Maria Loreto Martinez (Chile) is a full professor of Psychology at the Pontificia Universidad Católica de Chile, and director of Penta UC, an educational program to promote the manifestation of talents in advanced students. She graduated as a a professional psychologist at the Pontificia Universidad Católica de Chile, and obtained her M. A. and Ph.D. in Psychology from the University of Maryland, U.S. Her training includes developmental, clinical, social and community psychology. Her research interests focus on children and adolescents ́social and emotional development in particular, issues of identity, autonomy and civic development in adolescents. Her research has been funded by the National Fund for Scientific and Technological Development (FONDECYT). She has published work on neighborhood effects in young children.
Andres Molano (Colombia) is the executive director of the Colombian National Institute of Educational Assessment (ICFES). Prior to this position he was an associated professor of human development and education at Universidad de los Andes (Colombia) and a senior research scientist affiliated to the Global Ties for Children center at New York University. His basic developmental work focuses on the time-variant effects of peer social networks on learning and social and emotional development.

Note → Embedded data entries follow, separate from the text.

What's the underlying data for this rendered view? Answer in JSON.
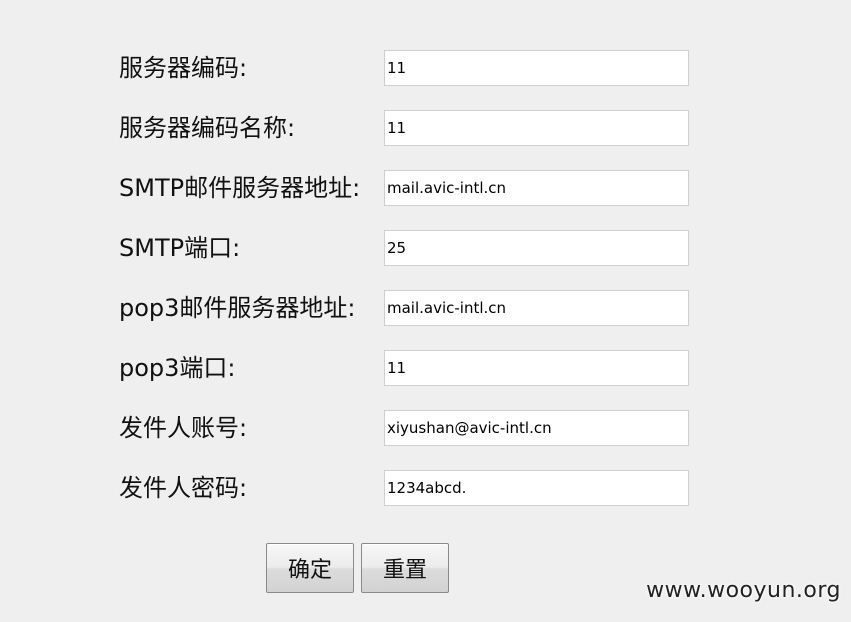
{
  "form": {
    "fields": [
      {
        "label": "服务器编码:",
        "value": "11"
      },
      {
        "label": "服务器编码名称:",
        "value": "11"
      },
      {
        "label": "SMTP邮件服务器地址:",
        "value": "mail.avic-intl.cn"
      },
      {
        "label": "SMTP端口:",
        "value": "25"
      },
      {
        "label": "pop3邮件服务器地址:",
        "value": "mail.avic-intl.cn"
      },
      {
        "label": "pop3端口:",
        "value": "11"
      },
      {
        "label": "发件人账号:",
        "value": "xiyushan@avic-intl.cn"
      },
      {
        "label": "发件人密码:",
        "value": "1234abcd."
      }
    ],
    "buttons": {
      "confirm_label": "确定",
      "reset_label": "重置"
    }
  },
  "watermark": "www.wooyun.org"
}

Susana Frisancho (Peru)is a Professor at the Pontificia Universidad Católica del Perú, Perú. Dr. Frisancho focuses on cultural and cognitive development among indigenous peoples, among other related topics. She is also the Principal Professor and Coordinator of the Research Group on Cognition, Learning and Development.

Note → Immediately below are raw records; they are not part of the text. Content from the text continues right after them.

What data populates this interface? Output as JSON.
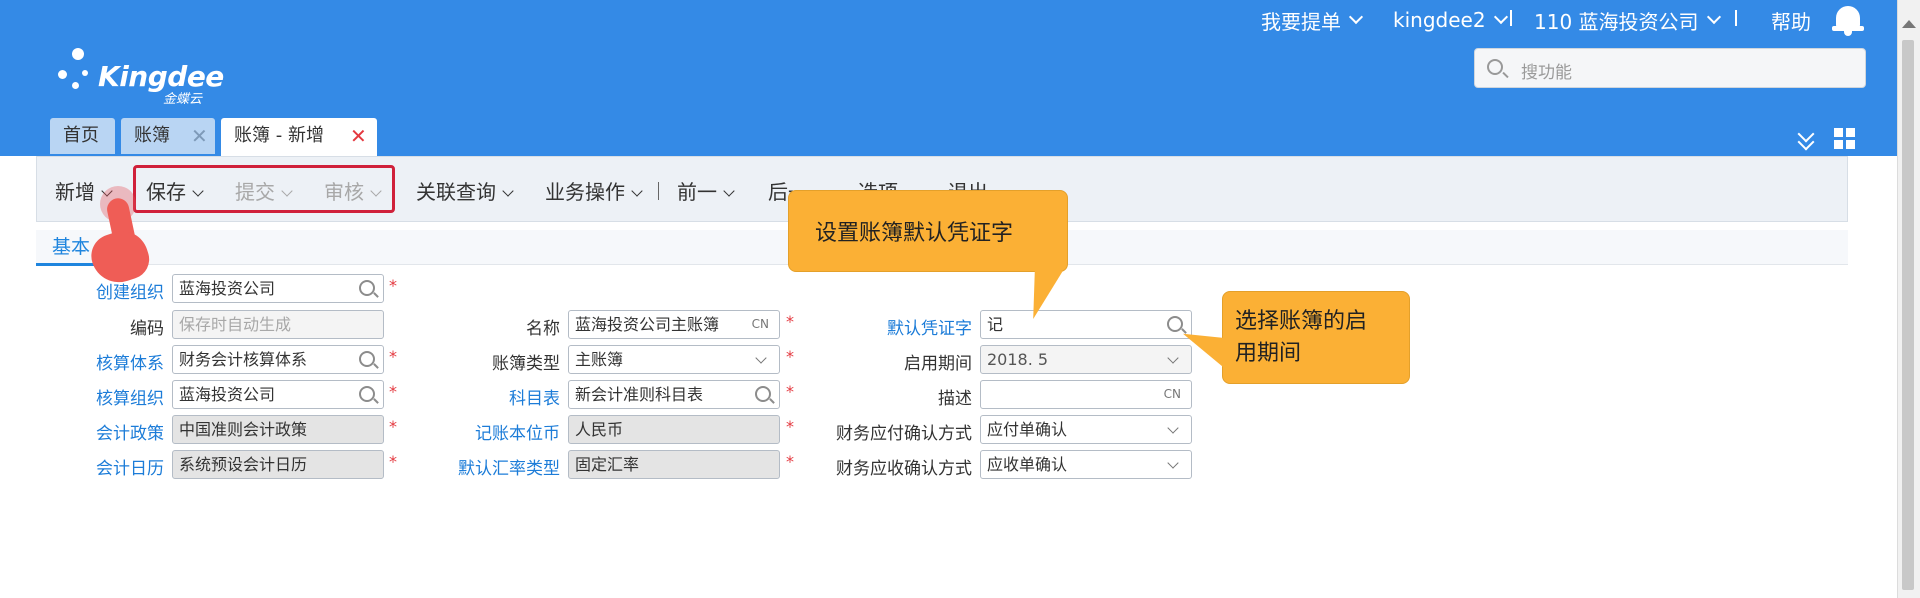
{
  "header": {
    "logo_text": "Kingdee",
    "logo_sub": "金蝶云",
    "nav": {
      "submit_ticket": "我要提单",
      "user": "kingdee2",
      "org": "110 蓝海投资公司",
      "help": "帮助"
    },
    "search_placeholder": "搜功能",
    "tabs": [
      {
        "label": "首页"
      },
      {
        "label": "账簿"
      },
      {
        "label": "账簿 - 新增"
      }
    ]
  },
  "toolbar": {
    "new": "新增",
    "save": "保存",
    "submit": "提交",
    "audit": "审核",
    "related_query": "关联查询",
    "business_ops": "业务操作",
    "prev": "前一",
    "next": "后一",
    "options": "选项",
    "exit": "退出"
  },
  "subtab": "基本",
  "form": {
    "col1": [
      {
        "label": "创建组织",
        "value": "蓝海投资公司"
      },
      {
        "label": "编码",
        "placeholder": "保存时自动生成"
      },
      {
        "label": "核算体系",
        "value": "财务会计核算体系"
      },
      {
        "label": "核算组织",
        "value": "蓝海投资公司"
      },
      {
        "label": "会计政策",
        "value": "中国准则会计政策"
      },
      {
        "label": "会计日历",
        "value": "系统预设会计日历"
      }
    ],
    "col2": [
      {
        "label": "名称",
        "value": "蓝海投资公司主账簿",
        "lang": "CN"
      },
      {
        "label": "账簿类型",
        "value": "主账簿"
      },
      {
        "label": "科目表",
        "value": "新会计准则科目表"
      },
      {
        "label": "记账本位币",
        "value": "人民币"
      },
      {
        "label": "默认汇率类型",
        "value": "固定汇率"
      }
    ],
    "col3": [
      {
        "label": "默认凭证字",
        "value": "记"
      },
      {
        "label": "启用期间",
        "value": "2018. 5"
      },
      {
        "label": "描述",
        "value": "",
        "lang": "CN"
      },
      {
        "label": "财务应付确认方式",
        "value": "应付单确认"
      },
      {
        "label": "财务应收确认方式",
        "value": "应收单确认"
      }
    ],
    "required_mark": "*"
  },
  "callouts": {
    "voucher": "设置账簿默认凭证字",
    "period_line1": "选择账簿的启",
    "period_line2": "用期间"
  },
  "colors": {
    "header_blue": "#348ae6",
    "link_blue": "#1c7cd8",
    "callout_orange": "#fbb035",
    "highlight_red": "#d0213a"
  },
  "icons": [
    "bell-icon",
    "search-icon",
    "close-icon",
    "double-chevron-down-icon",
    "grid-icon",
    "pointer-hand-icon"
  ]
}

Alejandro Vasquez (Uruguay) is a Full Professor. Instituto de Fundamentos y Métodos en Psicología. Facultad de Psicología, Universidad de la República; Co-Director, Interdisciplinary Center for Cognition in Learning and Teaching (CICEA); Member of the National System of Researchers, Uruguay; Member of the Program for the Development of Basic Sciences, Uruguay. Professor Vasquez’s research is organized in two main branches: (a) large-scale assessment of psychological development, especially in early childhood and school readiness, and (b) temporal future orientation, both in childhood and in adulthood. From a methodological standpoint, my interests are replicability in psychology, psychometrics, profile analytics, and longitudinal models applied to developmental sciences. We created assessments for the educational system widely used in Uruguay and contributed with analytics of governmental data on early childhood services.